Arab Saudi dan Qatar mendekati kesepakatan awal untuk mengakhiri keretakan yang telah berlangsung selama lebih dari tiga tahun, didorong oleh pemerintahan Trump yang mencari kemenangan kebijakan luar negeri selama hari-hari memudarnya di Gedung Putih, tiga orang dengan pengetahuan tentang pembicaraan mengatakan.
Perjanjian tentatif tidak melibatkan tiga negara Arab lainnya yang juga memutuskan hubungan diplomatik dan perdagangan dengan Qatar pada Juni 2017 – Uni Emirat Arab, Bahrain dan Mesir.
Orang keempat mengatakan penataan kembali yang lebih luas masih jauh karena masalah mendasar, seperti hubungan Doha dengan Iran, tetap belum terselesaikan.

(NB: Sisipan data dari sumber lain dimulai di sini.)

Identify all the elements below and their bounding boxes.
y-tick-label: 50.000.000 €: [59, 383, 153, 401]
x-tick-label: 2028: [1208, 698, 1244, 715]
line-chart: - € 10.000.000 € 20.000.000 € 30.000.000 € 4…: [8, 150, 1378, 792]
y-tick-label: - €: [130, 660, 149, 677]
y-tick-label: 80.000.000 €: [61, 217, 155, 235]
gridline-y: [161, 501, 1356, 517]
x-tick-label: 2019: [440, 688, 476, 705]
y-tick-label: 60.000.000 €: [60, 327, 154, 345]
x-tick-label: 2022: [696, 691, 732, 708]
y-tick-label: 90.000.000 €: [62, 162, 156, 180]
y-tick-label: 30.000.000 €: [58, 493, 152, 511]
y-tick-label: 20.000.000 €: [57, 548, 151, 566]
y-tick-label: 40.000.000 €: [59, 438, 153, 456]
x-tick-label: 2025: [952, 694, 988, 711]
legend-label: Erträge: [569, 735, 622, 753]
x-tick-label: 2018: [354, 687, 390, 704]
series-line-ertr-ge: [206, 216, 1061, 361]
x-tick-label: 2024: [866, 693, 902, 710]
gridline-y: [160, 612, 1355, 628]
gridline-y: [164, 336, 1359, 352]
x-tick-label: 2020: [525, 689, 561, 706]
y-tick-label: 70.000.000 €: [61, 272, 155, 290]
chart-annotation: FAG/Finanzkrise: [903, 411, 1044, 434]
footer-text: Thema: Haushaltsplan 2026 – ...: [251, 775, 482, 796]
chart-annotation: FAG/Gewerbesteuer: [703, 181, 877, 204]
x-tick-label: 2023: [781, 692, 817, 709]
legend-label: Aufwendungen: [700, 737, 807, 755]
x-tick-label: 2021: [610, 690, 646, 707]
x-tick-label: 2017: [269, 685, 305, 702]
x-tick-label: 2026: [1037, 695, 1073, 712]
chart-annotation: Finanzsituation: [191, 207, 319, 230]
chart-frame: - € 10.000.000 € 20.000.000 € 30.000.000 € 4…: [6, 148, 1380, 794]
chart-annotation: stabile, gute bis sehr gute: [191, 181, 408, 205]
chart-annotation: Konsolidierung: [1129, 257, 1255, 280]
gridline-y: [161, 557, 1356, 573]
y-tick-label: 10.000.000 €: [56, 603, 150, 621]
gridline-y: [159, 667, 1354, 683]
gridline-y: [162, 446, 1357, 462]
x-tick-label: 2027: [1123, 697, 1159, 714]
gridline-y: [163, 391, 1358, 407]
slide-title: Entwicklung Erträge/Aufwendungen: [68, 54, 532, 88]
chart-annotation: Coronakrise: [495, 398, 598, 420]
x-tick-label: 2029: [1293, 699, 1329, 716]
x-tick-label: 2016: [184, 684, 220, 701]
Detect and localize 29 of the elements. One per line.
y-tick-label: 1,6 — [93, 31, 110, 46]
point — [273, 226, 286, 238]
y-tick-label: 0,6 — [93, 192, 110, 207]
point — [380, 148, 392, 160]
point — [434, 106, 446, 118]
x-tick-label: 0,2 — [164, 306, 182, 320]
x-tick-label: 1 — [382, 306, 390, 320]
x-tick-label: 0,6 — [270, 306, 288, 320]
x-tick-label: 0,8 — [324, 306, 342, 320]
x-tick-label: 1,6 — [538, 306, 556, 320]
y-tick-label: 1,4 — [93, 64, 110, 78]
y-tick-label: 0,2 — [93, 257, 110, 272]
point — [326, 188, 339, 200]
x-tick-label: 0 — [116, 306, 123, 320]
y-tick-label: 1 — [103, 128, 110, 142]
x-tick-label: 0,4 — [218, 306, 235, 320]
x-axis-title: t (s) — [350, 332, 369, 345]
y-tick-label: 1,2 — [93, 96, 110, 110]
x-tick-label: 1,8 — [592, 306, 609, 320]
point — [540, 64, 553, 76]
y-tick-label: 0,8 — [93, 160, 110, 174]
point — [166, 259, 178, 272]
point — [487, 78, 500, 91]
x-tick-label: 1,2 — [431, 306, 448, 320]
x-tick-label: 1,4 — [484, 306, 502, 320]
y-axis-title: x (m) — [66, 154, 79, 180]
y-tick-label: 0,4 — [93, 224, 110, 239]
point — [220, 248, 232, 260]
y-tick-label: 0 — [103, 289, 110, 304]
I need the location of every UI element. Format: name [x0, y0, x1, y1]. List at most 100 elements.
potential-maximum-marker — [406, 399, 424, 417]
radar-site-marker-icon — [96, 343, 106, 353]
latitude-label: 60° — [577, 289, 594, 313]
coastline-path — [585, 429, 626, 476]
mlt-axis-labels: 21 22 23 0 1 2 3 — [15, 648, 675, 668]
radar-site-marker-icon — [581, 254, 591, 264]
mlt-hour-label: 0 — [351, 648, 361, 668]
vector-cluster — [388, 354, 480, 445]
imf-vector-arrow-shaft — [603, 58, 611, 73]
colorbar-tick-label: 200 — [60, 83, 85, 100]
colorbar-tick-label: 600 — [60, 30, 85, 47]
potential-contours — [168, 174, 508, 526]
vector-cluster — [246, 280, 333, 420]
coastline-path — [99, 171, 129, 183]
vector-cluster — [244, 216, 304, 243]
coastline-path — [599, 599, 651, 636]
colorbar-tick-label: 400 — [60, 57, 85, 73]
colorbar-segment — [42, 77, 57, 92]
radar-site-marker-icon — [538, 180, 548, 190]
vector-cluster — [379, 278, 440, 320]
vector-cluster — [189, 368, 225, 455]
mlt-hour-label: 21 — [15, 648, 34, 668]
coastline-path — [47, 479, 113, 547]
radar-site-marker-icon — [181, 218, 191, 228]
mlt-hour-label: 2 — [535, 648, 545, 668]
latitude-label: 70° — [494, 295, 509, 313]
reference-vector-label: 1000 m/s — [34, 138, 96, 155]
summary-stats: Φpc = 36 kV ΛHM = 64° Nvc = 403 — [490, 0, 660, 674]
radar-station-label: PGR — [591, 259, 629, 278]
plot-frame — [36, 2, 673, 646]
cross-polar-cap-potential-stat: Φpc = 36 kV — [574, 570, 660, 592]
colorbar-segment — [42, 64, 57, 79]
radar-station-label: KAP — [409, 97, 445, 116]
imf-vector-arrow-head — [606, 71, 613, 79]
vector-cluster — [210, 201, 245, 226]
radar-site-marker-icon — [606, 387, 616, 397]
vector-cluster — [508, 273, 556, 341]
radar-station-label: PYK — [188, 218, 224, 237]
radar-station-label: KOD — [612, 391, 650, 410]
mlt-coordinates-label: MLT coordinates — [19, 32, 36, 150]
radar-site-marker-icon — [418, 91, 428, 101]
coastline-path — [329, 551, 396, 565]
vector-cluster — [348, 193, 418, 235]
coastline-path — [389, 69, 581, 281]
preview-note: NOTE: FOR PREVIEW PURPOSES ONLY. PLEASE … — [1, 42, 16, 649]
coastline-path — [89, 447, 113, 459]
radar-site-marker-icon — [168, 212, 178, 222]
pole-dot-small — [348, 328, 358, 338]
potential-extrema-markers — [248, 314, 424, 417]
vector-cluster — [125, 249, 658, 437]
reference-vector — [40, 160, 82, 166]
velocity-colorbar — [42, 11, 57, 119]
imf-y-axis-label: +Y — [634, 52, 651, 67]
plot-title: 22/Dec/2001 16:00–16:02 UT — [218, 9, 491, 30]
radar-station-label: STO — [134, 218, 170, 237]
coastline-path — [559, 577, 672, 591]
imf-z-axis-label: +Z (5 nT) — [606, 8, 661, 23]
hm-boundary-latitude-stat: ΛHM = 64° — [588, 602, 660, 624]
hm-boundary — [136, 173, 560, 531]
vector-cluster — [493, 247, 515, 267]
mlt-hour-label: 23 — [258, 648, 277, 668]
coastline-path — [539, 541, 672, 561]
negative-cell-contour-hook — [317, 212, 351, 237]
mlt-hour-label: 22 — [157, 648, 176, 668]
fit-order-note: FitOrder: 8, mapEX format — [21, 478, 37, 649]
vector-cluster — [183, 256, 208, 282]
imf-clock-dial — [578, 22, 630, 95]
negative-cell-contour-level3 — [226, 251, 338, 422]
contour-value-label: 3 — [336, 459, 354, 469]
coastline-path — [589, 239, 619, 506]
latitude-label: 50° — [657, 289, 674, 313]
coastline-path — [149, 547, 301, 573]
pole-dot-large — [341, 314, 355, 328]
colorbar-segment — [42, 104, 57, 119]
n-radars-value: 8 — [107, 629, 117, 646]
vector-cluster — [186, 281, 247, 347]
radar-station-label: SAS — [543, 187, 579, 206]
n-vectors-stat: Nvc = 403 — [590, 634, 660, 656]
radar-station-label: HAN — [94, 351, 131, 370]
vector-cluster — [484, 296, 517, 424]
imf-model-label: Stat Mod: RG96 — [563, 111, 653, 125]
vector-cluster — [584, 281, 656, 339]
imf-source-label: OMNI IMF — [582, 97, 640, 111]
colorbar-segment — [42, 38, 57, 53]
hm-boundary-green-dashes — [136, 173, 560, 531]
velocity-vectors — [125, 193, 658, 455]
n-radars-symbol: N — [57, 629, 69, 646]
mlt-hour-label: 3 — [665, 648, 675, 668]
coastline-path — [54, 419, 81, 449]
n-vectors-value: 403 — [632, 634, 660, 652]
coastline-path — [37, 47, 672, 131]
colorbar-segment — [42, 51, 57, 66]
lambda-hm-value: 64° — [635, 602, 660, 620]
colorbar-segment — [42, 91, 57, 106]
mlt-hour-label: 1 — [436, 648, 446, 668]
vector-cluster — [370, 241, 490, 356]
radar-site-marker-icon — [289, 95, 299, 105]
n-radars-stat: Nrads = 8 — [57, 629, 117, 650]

Terobosan potensial ini menyusul berbulan-bulan diplomasi intens yang dimediasi oleh Kuwait, yang mencapai hasil dengan dorongan terakhir dari menantu Presiden Donald Trump dan utusan Timur Tengah, Jared Kushner, yang mengunjungi Teluk minggu ini.
Pemulihan hubungan itu kemungkinan akan mencakup pembukaan kembali ruang udara dan perbatasan darat, mengakhiri perang informasi yang telah dilakukan Qatar dan Arab Saudi dan langkah-langkah membangun kepercayaan lainnya sebagai bagian dari rencana terperinci untuk secara bertahap membangun kembali hubungan, kata dua orang.
Ditanya tentang terobosan potensial, seorang perwakilan pemerintah Qatar menolak berkomentar. Tidak ada komentar langsung dari Arab Saudi.
Arab Saudi dan UEA adalah kekuatan pendorong di balik boikot, yang membagi wilayah penghasil minyak utama dunia, mengubah rute lalu lintas udara dan mengganggu perdagangan dan bisnis.
UEA lebih enggan untuk memperbaiki hubungannya dengan Qatar, bagaimanapun, lebih memilih untuk fokus pada membangun hubungan yang baru lahir dengan Israel sambil dengan hati-hati menghindari eskalasi dengan Iran, kata diplomat dan analis.
Sebaliknya, Arab Saudi khawatir pemerintahan Biden yang akan datang akan memberikan lebih sedikit tekanan pada Iran daripada Trump, membuat fasilitas minyaknya lebih terbuka, kata mereka, dan semakin bertentangan dengan sekutunya atas kebijakan OPEC.
Pendorong evaluasi ulang itu adalah kesulitan ekonomi yang ditangani oleh pandemi virus corona dan kegagalan Trump untuk memberikan perlindungan militer setelah serangan tahun lalu di kompleks pemrosesan minyak mentah utama jauh di dalam wilayah Saudi.
“Kejutan serangan, dan kurangnya tanggapan AS yang terbuka terhadap mereka, menyebabkan penilaian ulang yang terlambat bahwa ancaman nyata terhadap keamanan Saudi tidak datang dari Doha tetapi dari aktor lain di kawasan itu,” kata Kristian Ulrichsen, rekan Timur Tengah di Institut Kebijakan Publik Baker Universitas Rice.
Negara-negara yang memboikot menuduh Qatar mendanai kelompok-kelompok militan dan merusak upaya regional untuk mengisolasi Iran, yang ambisi regional dan nuklirnya mereka takuti.
Negara kecil yang kaya gas itu, selama beberapa dekade, memberikan perlindungan kepada para pembangkang Islam dan mendanai pemerintah dan orang-orang yang diperintah oleh Ikhwanul Muslimin, termasuk Mesir pada 2012 dan 2013.
Namun, ia membantah mendukung gerakan Islam secara langsung atau mendanai terorisme.
Meskipun menyakitkan, embargo itu tidak menimbulkan kerusakan yang cukup untuk membuat Doha tumit.